Disaster Preparedness & Relief Services
Mission: We help the public survive, sustain and reunite after catastrophic disaster by closing the black hole of communications. We monitor social media to save lives. We connect people and animal owners with those who can provide them aid.
Results: Humanity Road helps locate, organize and connect people and communities with valuable information and critical resources. Since its founding in 2010, the organization has responded to nearly 1,000 disasters around the world.
Target demographics: We help people, animals and emergency officials by connecting them with resources when disaster strikes. During a disaster, impacted areas become overwhelmed, and viable lifesaving solutions and information can become impossible to find. Humanity Road is an additional lifeline (the bridge) for the affected public, local officials and emergency response teams using innovative technology and social listening platforms.
Direct beneficiaries per year: Every year, Humanity Road volunteers help thousands of people and animals around the world impacted by disaster. In 2016, the disaster desk was active for 3,878 hours. Volunteers responded to 105 events in 45 countries, and total volunteer hours of service topped 11,000 hours.

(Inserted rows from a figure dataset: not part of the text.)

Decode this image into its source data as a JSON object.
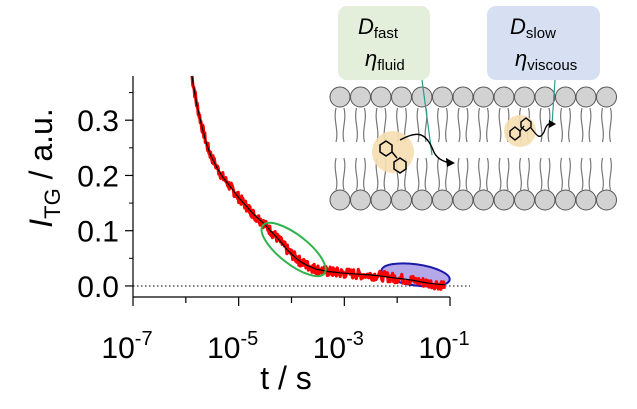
{
  "chart_data": {
    "type": "line",
    "x_scale": "log",
    "xlabel": "t / s",
    "ylabel": {
      "main": "I",
      "sub": "TG",
      "suffix": " / a.u."
    },
    "xlim": [
      1e-07,
      0.1
    ],
    "ylim": [
      -0.02,
      0.38
    ],
    "xticks": [
      {
        "value": 1e-07,
        "base": "10",
        "exp": "-7"
      },
      {
        "value": 1e-05,
        "base": "10",
        "exp": "-5"
      },
      {
        "value": 0.001,
        "base": "10",
        "exp": "-3"
      },
      {
        "value": 0.1,
        "base": "10",
        "exp": "-1"
      }
    ],
    "yticks": [
      {
        "value": 0.0,
        "label": "0.0"
      },
      {
        "value": 0.1,
        "label": "0.1"
      },
      {
        "value": 0.2,
        "label": "0.2"
      },
      {
        "value": 0.3,
        "label": "0.3"
      }
    ],
    "zero_line": {
      "y": 0.0,
      "style": "dotted"
    },
    "series": [
      {
        "role": "measured data",
        "color": "#ff0000",
        "points": [
          [
            1.3e-06,
            0.38
          ],
          [
            1.6e-06,
            0.33
          ],
          [
            2e-06,
            0.29
          ],
          [
            2.5e-06,
            0.255
          ],
          [
            3e-06,
            0.235
          ],
          [
            4e-06,
            0.212
          ],
          [
            5e-06,
            0.197
          ],
          [
            6.5e-06,
            0.183
          ],
          [
            8e-06,
            0.172
          ],
          [
            1e-05,
            0.16
          ],
          [
            1.3e-05,
            0.148
          ],
          [
            1.6e-05,
            0.138
          ],
          [
            2e-05,
            0.128
          ],
          [
            2.5e-05,
            0.12
          ],
          [
            3e-05,
            0.113
          ],
          [
            4e-05,
            0.1
          ],
          [
            5e-05,
            0.09
          ],
          [
            6.5e-05,
            0.078
          ],
          [
            8e-05,
            0.067
          ],
          [
            0.0001,
            0.058
          ],
          [
            0.00013,
            0.048
          ],
          [
            0.00016,
            0.042
          ],
          [
            0.0002,
            0.037
          ],
          [
            0.00025,
            0.033
          ],
          [
            0.0003,
            0.03
          ],
          [
            0.0004,
            0.028
          ],
          [
            0.0005,
            0.026
          ],
          [
            0.00065,
            0.025
          ],
          [
            0.0008,
            0.024
          ],
          [
            0.001,
            0.023
          ],
          [
            0.0015,
            0.022
          ],
          [
            0.002,
            0.021
          ],
          [
            0.003,
            0.02
          ],
          [
            0.004,
            0.019
          ],
          [
            0.006,
            0.017
          ],
          [
            0.008,
            0.015
          ],
          [
            0.01,
            0.014
          ],
          [
            0.015,
            0.012
          ],
          [
            0.02,
            0.01
          ],
          [
            0.03,
            0.007
          ],
          [
            0.04,
            0.005
          ],
          [
            0.06,
            0.003
          ],
          [
            0.08,
            0.002
          ]
        ]
      },
      {
        "role": "fit",
        "color": "#000000",
        "points": [
          [
            1.3e-06,
            0.38
          ],
          [
            1.6e-06,
            0.33
          ],
          [
            2e-06,
            0.29
          ],
          [
            2.5e-06,
            0.255
          ],
          [
            3e-06,
            0.235
          ],
          [
            4e-06,
            0.212
          ],
          [
            5e-06,
            0.197
          ],
          [
            6.5e-06,
            0.183
          ],
          [
            8e-06,
            0.172
          ],
          [
            1e-05,
            0.16
          ],
          [
            1.3e-05,
            0.148
          ],
          [
            1.6e-05,
            0.138
          ],
          [
            2e-05,
            0.128
          ],
          [
            2.5e-05,
            0.12
          ],
          [
            3e-05,
            0.113
          ],
          [
            4e-05,
            0.1
          ],
          [
            5e-05,
            0.09
          ],
          [
            6.5e-05,
            0.078
          ],
          [
            8e-05,
            0.067
          ],
          [
            0.0001,
            0.058
          ],
          [
            0.00013,
            0.048
          ],
          [
            0.00016,
            0.042
          ],
          [
            0.0002,
            0.037
          ],
          [
            0.00025,
            0.033
          ],
          [
            0.0003,
            0.03
          ],
          [
            0.0004,
            0.028
          ],
          [
            0.0005,
            0.026
          ],
          [
            0.00065,
            0.025
          ],
          [
            0.0008,
            0.024
          ],
          [
            0.001,
            0.023
          ],
          [
            0.0015,
            0.022
          ],
          [
            0.002,
            0.021
          ],
          [
            0.003,
            0.02
          ],
          [
            0.004,
            0.019
          ],
          [
            0.006,
            0.017
          ],
          [
            0.008,
            0.015
          ],
          [
            0.01,
            0.014
          ],
          [
            0.015,
            0.012
          ],
          [
            0.02,
            0.01
          ],
          [
            0.03,
            0.007
          ],
          [
            0.04,
            0.005
          ],
          [
            0.06,
            0.003
          ],
          [
            0.08,
            0.002
          ]
        ]
      }
    ],
    "highlights": [
      {
        "name": "fast-component",
        "x_range": [
          2e-05,
          0.0006
        ],
        "y_range": [
          0.022,
          0.11
        ],
        "color": "#2db34a"
      },
      {
        "name": "slow-component",
        "x_range": [
          0.005,
          0.1
        ],
        "y_range": [
          -0.012,
          0.052
        ],
        "color": "#1a1aaa",
        "fill": "#9b8be0"
      }
    ],
    "annotations": [
      {
        "name": "fast-callout",
        "line1": {
          "main": "D",
          "sub": "fast"
        },
        "line2": {
          "main": "η",
          "sub": "fluid"
        },
        "fill": "#e3eedb"
      },
      {
        "name": "slow-callout",
        "line1": {
          "main": "D",
          "sub": "slow"
        },
        "line2": {
          "main": "η",
          "sub": "viscous"
        },
        "fill": "#d6e0f2"
      }
    ],
    "colors": {
      "data": "#ff0000",
      "fit": "#000000",
      "lipid_head": "#d2d2d2",
      "molecule_glow": "#f5deb0"
    }
  }
}
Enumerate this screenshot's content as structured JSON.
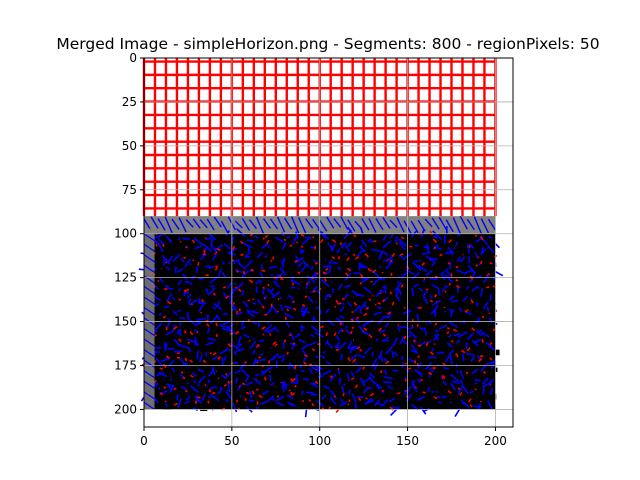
{
  "chart_data": {
    "type": "heatmap",
    "title": "Merged Image - simpleHorizon.png - Segments: 800 - regionPixels: 50",
    "xlabel": "",
    "ylabel": "",
    "xlim": [
      0,
      210
    ],
    "ylim": [
      210,
      0
    ],
    "image_extent": [
      0,
      200,
      0,
      200
    ],
    "x_ticks": [
      0,
      50,
      100,
      150,
      200
    ],
    "x_tick_labels": [
      "0",
      "50",
      "100",
      "150",
      "200"
    ],
    "y_ticks": [
      0,
      25,
      50,
      75,
      100,
      125,
      150,
      175,
      200
    ],
    "y_tick_labels": [
      "0",
      "25",
      "50",
      "75",
      "100",
      "125",
      "150",
      "175",
      "200"
    ],
    "grid": true,
    "horizon_row": 97,
    "regions": [
      {
        "name": "sky",
        "rows": [
          0,
          90
        ],
        "fill": "#ffffff",
        "segment_color": "#ff0000"
      },
      {
        "name": "transition",
        "rows": [
          90,
          100
        ],
        "fill": "#808080",
        "segment_color": "#0000ff"
      },
      {
        "name": "ground",
        "rows": [
          100,
          200
        ],
        "fill": "#000000",
        "segment_colors": [
          "#0000ff",
          "#ff0000"
        ]
      }
    ],
    "colors": {
      "red": "#ff0000",
      "blue": "#0000ff",
      "gray": "#808080",
      "black": "#000000",
      "grid": "#b0b0b0"
    }
  }
}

Geographic areas served: places all over the world
Programs: Because no call for help should be unheard, we monitor social media to save lives, testing new disaster response tools and technology, and helping emergency officials plan and conduct preparedness campaigns and exercises to improve the disaster response chain of care.
I run a website called crisiscleanup.org. After disaster, hundreds of voluntary organizations use it to coordinate relief efforts. However, the first couple of weeks after disaster, nobody knows who needs help. To help solve this problem, I partnered with Humanity Road and other organizations to open the free 1-800 number for survivors of disasters.
When it counted most, Humanity Road provided digital, remote volunteers to participate in a virtual phone bank. They were able answer phones from survivors in Texas, Oklahoma, and Wyoming. They listened to their stories, and entered their work requests on crisiscleanup.org. I, and those survivors, are in debt to the service Humanity Road volunteers gave when it mattered most.